The 3rd Rare & Genetic Kidney Disease Drug Development Summit is a premier industry event dedicated to accelerating the development of therapeutic treatments for rare and genetic kidney diseases such as IgA nephropathy (IgAN), focal segmental glomerulosclerosis (FSGS), Alport syndrome, polycystic kidney disease (PKD), and more.

This summit brings together a diverse community of over 100 experts, including representatives from regulatory agencies like the FDA and EMA, leading biotech and pharmaceutical companies such as Chinook Therapeutics, Novo Nordisk, Janssen, Travere Therapeutics, Otsuka, and other key stakeholders in the field.

The event aims to foster collaboration and knowledge sharing among participants to advance the frontiers of novel therapies for these conditions. With the acceptance of estimated glomerular filtration rate (eGFR) as a surrogate endpoint and the recent breakthroughs in genetic therapies and disease pathology sequencing, there is an exciting opportunity to expedite the approval and development of precision medicine for patients with rare and genetic kidney diseases.

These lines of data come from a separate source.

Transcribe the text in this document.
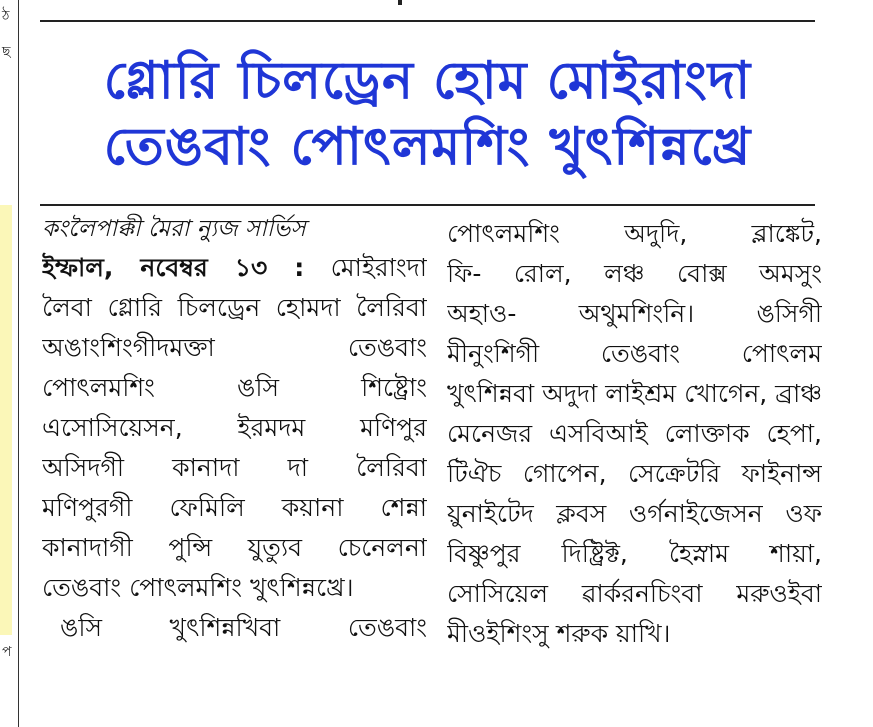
ঠ
ছ
প
গ্লোরি চিলড্রেন হোম মোইরাংদা
তেঙবাং পোৎলমশিং খুৎশিন্নখ্রে

কংলৈপাক্কী মৈরা ন্যুজ সার্ভিস

ইম্ফাল, নবেম্বর ১৩ : মোইরাংদা

লৈবা গ্লোরি চিলড্রেন হোমদা লৈরিবা

অঙাংশিংগীদমক্তা তেঙবাং

পোৎলমশিং ঙসি শিষ্ট্রোং

এসোসিয়েসন, ইরমদম মণিপুর

অসিদগী কানাদা দা লৈরিবা

মণিপুরগী ফেমিলি কয়ানা শেন্না

কানাদাগী পুন্সি যুত্যুব চেনেলনা

তেঙবাং পোৎলমশিং খুৎশিন্নখ্রে।

ঙসি খুৎশিন্নখিবা তেঙবাং

পোৎলমশিং অদুদি, ব্লাঙ্কেট,

ফি- রোল, লঞ্চ বোক্স অমসুং

অহাও- অথুমশিংনি। ঙসিগী

মীনুংশিগী তেঙবাং পোৎলম

খুৎশিন্নবা অদুদা লাইশ্রম খোগেন, ব্রাঞ্চ

মেনেজর এসবিআই লোক্তাক হেপা,

টিঐচ গোপেন, সেক্রেটরি ফাইনান্স

য়ুনাইটেদ ক্লবস ওর্গনাইজেসন ওফ

বিষ্ণুপুর দিষ্ট্রিক্ট, হৈস্নাম শায়া,

সোসিয়েল ৱার্করনচিংবা মরুওইবা

মীওইশিংসু শরুক য়াখি।
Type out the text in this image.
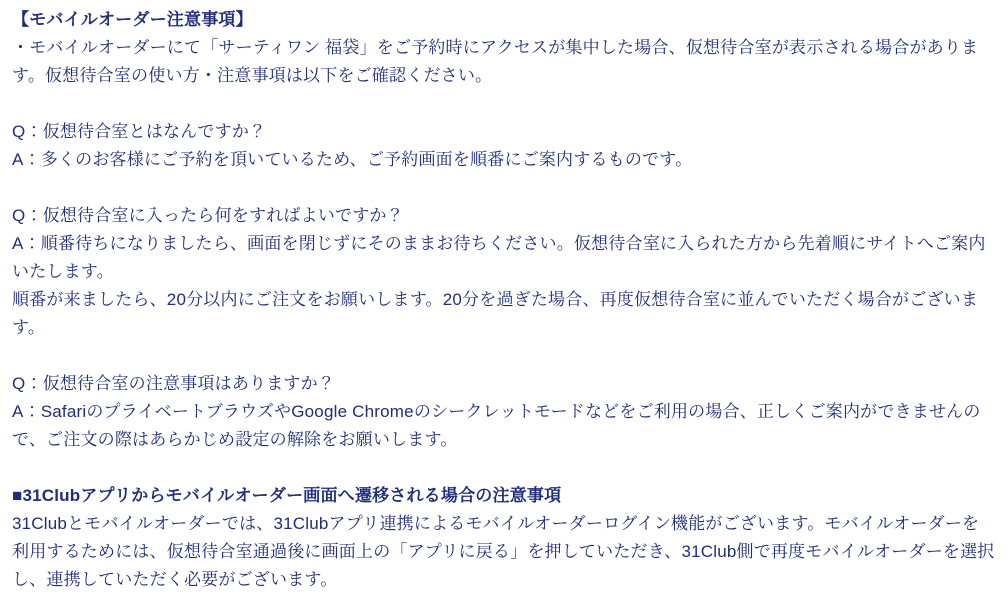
【モバイルオーダー注意事項】
・モバイルオーダーにて「サーティワン 福袋」をご予約時にアクセスが集中した場合、仮想待合室が表示される場合があります。仮想待合室の使い方・注意事項は以下をご確認ください。
Q：仮想待合室とはなんですか？
A：多くのお客様にご予約を頂いているため、ご予約画面を順番にご案内するものです。
Q：仮想待合室に入ったら何をすればよいですか？
A：順番待ちになりましたら、画面を閉じずにそのままお待ちください。仮想待合室に入られた方から先着順にサイトへご案内いたします。
順番が来ましたら、20分以内にご注文をお願いします。20分を過ぎた場合、再度仮想待合室に並んでいただく場合がございます。
Q：仮想待合室の注意事項はありますか？
A：SafariのプライベートブラウズやGoogle Chromeのシークレットモードなどをご利用の場合、正しくご案内ができませんので、ご注文の際はあらかじめ設定の解除をお願いします。
■31Clubアプリからモバイルオーダー画面へ遷移される場合の注意事項
31Clubとモバイルオーダーでは、31Clubアプリ連携によるモバイルオーダーログイン機能がございます。モバイルオーダーを利用するためには、仮想待合室通過後に画面上の「アプリに戻る」を押していただき、31Club側で再度モバイルオーダーを選択し、連携していただく必要がございます。
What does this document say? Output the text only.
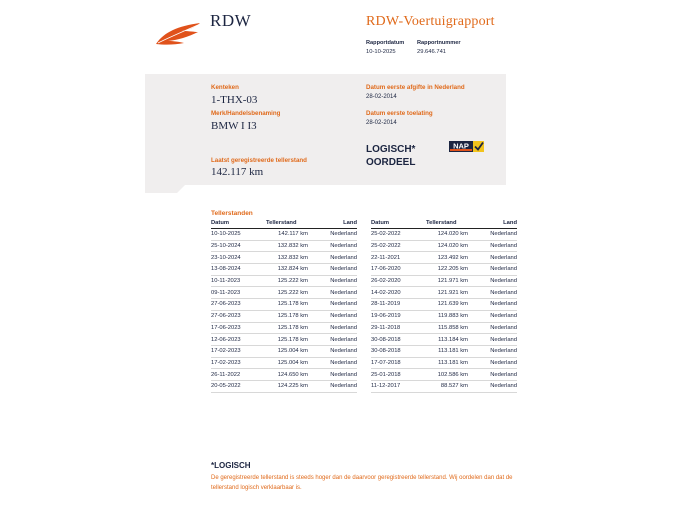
RDW	RDW-Voertuigrapport
Rapportdatum
10-10-2025
Rapportnummer
29.646.741
Kenteken
1-THX-03
Merk/Handelsbenaming
BMW I I3
Laatst geregistreerde tellerstand
142.117 km
Datum eerste afgifte in Nederland
28-02-2014
Datum eerste toelating
28-02-2014
LOGISCH*
OORDEEL
NAP
Tellerstanden
Datum	Tellerstand	Land
10-10-2025	142.117 km	Nederland
25-10-2024	132.832 km	Nederland
23-10-2024	132.832 km	Nederland
13-08-2024	132.824 km	Nederland
10-11-2023	125.222 km	Nederland
09-11-2023	125.222 km	Nederland
27-06-2023	125.178 km	Nederland
27-06-2023	125.178 km	Nederland
17-06-2023	125.178 km	Nederland
12-06-2023	125.178 km	Nederland
17-02-2023	125.004 km	Nederland
17-02-2023	125.004 km	Nederland
26-11-2022	124.650 km	Nederland
20-05-2022	124.225 km	Nederland
Datum	Tellerstand	Land
25-02-2022	124.020 km	Nederland
25-02-2022	124.020 km	Nederland
22-11-2021	123.492 km	Nederland
17-06-2020	122.205 km	Nederland
26-02-2020	121.971 km	Nederland
14-02-2020	121.921 km	Nederland
28-11-2019	121.639 km	Nederland
19-06-2019	119.883 km	Nederland
29-11-2018	115.858 km	Nederland
30-08-2018	113.184 km	Nederland
30-08-2018	113.181 km	Nederland
17-07-2018	113.181 km	Nederland
25-01-2018	102.586 km	Nederland
11-12-2017	88.527 km	Nederland
*LOGISCH
De geregistreerde tellerstand is steeds hoger dan de daarvoor geregistreerde tellerstand. Wij oordelen dan dat de tellerstand logisch verklaarbaar is.
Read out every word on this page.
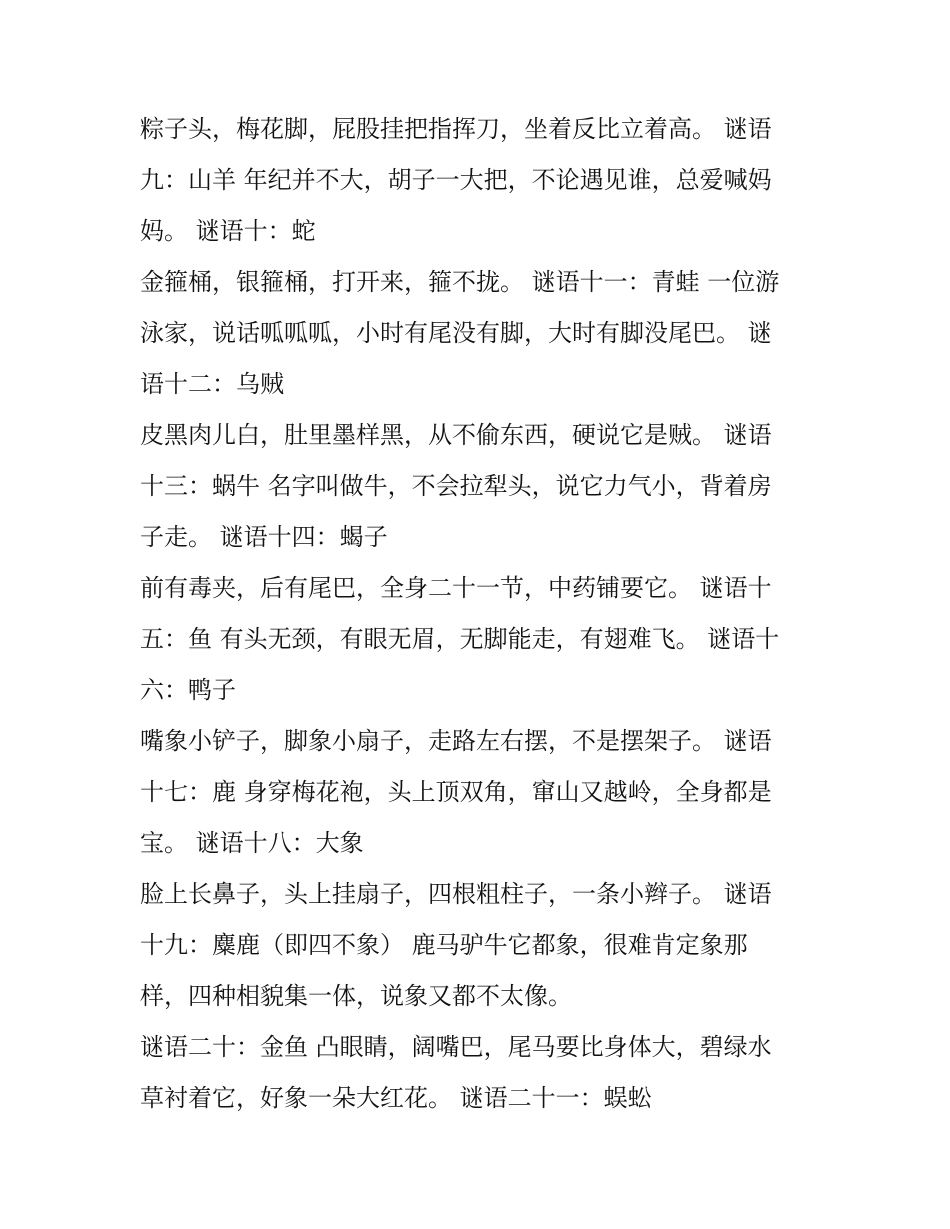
粽子头，梅花脚，屁股挂把指挥刀，坐着反比立着高。 谜语
九：山羊 年纪并不大，胡子一大把，不论遇见谁，总爱喊妈
妈。 谜语十：蛇
金箍桶，银箍桶，打开来，箍不拢。 谜语十一：青蛙 一位游
泳家，说话呱呱呱，小时有尾没有脚，大时有脚没尾巴。 谜
语十二：乌贼
皮黑肉儿白，肚里墨样黑，从不偷东西，硬说它是贼。 谜语
十三：蜗牛 名字叫做牛，不会拉犁头，说它力气小，背着房
子走。 谜语十四：蝎子
前有毒夹，后有尾巴，全身二十一节，中药铺要它。 谜语十
五：鱼 有头无颈，有眼无眉，无脚能走，有翅难飞。 谜语十
六：鸭子
嘴象小铲子，脚象小扇子，走路左右摆，不是摆架子。 谜语
十七：鹿 身穿梅花袍，头上顶双角，窜山又越岭，全身都是
宝。 谜语十八：大象
脸上长鼻子，头上挂扇子，四根粗柱子，一条小辫子。 谜语
十九：麋鹿（即四不象） 鹿马驴牛它都象，很难肯定象那
样，四种相貌集一体，说象又都不太像。
谜语二十：金鱼 凸眼睛，阔嘴巴，尾马要比身体大，碧绿水
草衬着它，好象一朵大红花。 谜语二十一：蜈蚣
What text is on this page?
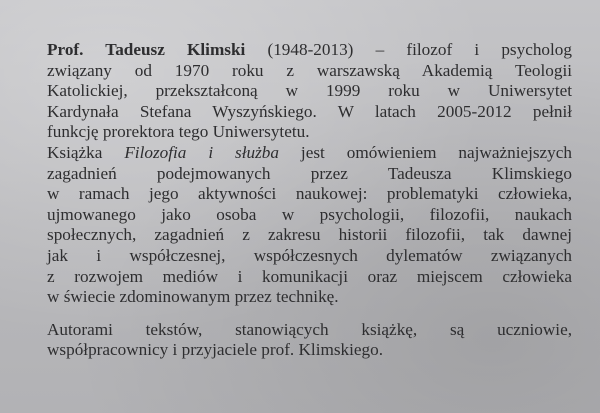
Prof. Tadeusz Klimski (1948-2013) – filozof i psycholog
związany od 1970 roku z warszawską Akademią Teologii
Katolickiej, przekształconą w 1999 roku w Uniwersytet
Kardynała Stefana Wyszyńskiego. W latach 2005-2012 pełnił
funkcję prorektora tego Uniwersytetu.
Książka Filozofia i służba jest omówieniem najważniejszych
zagadnień podejmowanych przez Tadeusza Klimskiego
w ramach jego aktywności naukowej: problematyki człowieka,
ujmowanego jako osoba w psychologii, filozofii, naukach
społecznych, zagadnień z zakresu historii filozofii, tak dawnej
jak i współczesnej, współczesnych dylematów związanych
z rozwojem mediów i komunikacji oraz miejscem człowieka
w świecie zdominowanym przez technikę.
Autorami tekstów, stanowiących książkę, są uczniowie,
współpracownicy i przyjaciele prof. Klimskiego.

Participants will have the opportunity to gain instrumental insights into patients' unique experiences, explore kidney-specific modes of action, and delve into adaptive trial designs. The summit will focus on the potential of RNA-based therapeutics, unraveling biomarkers and their role in precision medicine, and addressing the barriers to achieving diversity in clinical trials.

By bringing together key stakeholders and experts, this event seeks to drive innovation, collaboration, and the exchange of cutting-edge knowledge to advance the development of effective treatments for rare and genetic kidney diseases. Ultimately, the goal is to improve patient outcomes, enhance the understanding of these conditions, and pave the way for more targeted and personalized therapies.